5. Inspect a small number of files manually only when the script reports low confidence or the evidence looks stale.
6. Report the selected metric scores, concrete evidence, the largest gaps, and the highest-value next fixes.

## Commands

Run the detector from the skill directory or pass an absolute path:

```bash
python3 scripts/score_repo.py /path/to/repo
python3 scripts/score_repo.py /path/to/repo --list-scopes
python3 scripts/score_repo.py /path/to/repo --scope client
python3 scripts/score_repo.py /path/to/repo --metric bootstrap_self_sufficiency --metric task_entrypoints
python3 scripts/score_repo.py /path/to/repo --metric validation_harness,lint_format_gates --format markdown
python3 scripts/score_repo.py --list-metrics
python3 scripts/score_repo.py /path/to/repo --exclude node_modules --exclude dist
```

Default output is JSON for post-processing. Use Markdown only when you want a human-readable report directly in a reply.

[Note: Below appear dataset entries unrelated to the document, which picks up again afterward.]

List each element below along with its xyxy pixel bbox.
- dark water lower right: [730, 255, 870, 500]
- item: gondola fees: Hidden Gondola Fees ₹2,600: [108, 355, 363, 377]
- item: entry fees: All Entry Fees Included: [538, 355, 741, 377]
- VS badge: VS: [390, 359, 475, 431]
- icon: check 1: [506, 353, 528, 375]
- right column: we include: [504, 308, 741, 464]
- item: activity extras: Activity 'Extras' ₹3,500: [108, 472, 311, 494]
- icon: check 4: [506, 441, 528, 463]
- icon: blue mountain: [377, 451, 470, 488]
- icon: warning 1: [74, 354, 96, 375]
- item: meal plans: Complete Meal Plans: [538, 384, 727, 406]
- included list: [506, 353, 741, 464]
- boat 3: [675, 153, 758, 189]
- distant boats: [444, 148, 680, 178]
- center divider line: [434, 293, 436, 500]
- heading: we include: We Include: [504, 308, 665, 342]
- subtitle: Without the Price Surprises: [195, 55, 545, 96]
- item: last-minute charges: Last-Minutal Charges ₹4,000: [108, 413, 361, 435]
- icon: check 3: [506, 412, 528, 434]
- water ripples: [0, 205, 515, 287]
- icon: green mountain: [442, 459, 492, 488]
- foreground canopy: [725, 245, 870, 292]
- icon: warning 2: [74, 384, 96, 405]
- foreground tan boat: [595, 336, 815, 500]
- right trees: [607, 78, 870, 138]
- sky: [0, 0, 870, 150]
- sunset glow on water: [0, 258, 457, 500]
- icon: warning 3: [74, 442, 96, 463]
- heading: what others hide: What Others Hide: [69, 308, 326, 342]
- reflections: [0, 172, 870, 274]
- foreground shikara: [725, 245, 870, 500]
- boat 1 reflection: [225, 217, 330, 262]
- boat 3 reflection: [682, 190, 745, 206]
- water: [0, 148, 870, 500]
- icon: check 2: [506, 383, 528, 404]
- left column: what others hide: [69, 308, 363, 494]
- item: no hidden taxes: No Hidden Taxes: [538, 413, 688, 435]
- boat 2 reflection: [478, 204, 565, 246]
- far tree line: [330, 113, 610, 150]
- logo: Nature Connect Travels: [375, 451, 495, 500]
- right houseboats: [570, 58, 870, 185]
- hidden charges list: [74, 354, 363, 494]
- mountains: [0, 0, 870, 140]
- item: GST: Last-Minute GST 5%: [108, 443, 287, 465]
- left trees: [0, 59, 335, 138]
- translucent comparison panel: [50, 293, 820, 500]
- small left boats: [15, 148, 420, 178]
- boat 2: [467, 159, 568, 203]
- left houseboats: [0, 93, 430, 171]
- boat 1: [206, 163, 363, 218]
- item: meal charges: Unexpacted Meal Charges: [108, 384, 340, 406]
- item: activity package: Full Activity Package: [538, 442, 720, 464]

When nested scopes are discovered, the JSON includes both the selected scope and the discovered candidates. Treat nested `AGENTS.md` files as subtree guidance, not automatically as a full repo-wide map.

## Reporting Rules

- Treat scores as heuristics, not proof.
- Prefer repo evidence over inference from naming alone.
- Call out confidence when the signal is weak or ecosystem-specific.
- Keep recommendations concrete and mechanical: add a file, add a command, add a rule, add a doc index.
- Prioritize metrics with the lowest score and the highest leverage on agent workflows.
- When only a subset of metrics is requested, treat the aggregate score as a score over that subset only.

## Limits

- Keep the score repo-visible only.
- Do not fold proxy metrics such as CI parity, debt tracking, or entropy control into the main score in this skill version.
- Prefer conservative scores when a docs tree exists but indexing or routing is weak. It is better to recognize existing structure and recommend tightening it than to suggest artifacts that are already present.

## Resources

- `scripts/score_repo.py`: Scan a repository and emit JSON by default, with optional metric selection for split or parallel runs.
- `references/scorecard.md`: Define the seven metrics, scoring rubric, and recommendation style.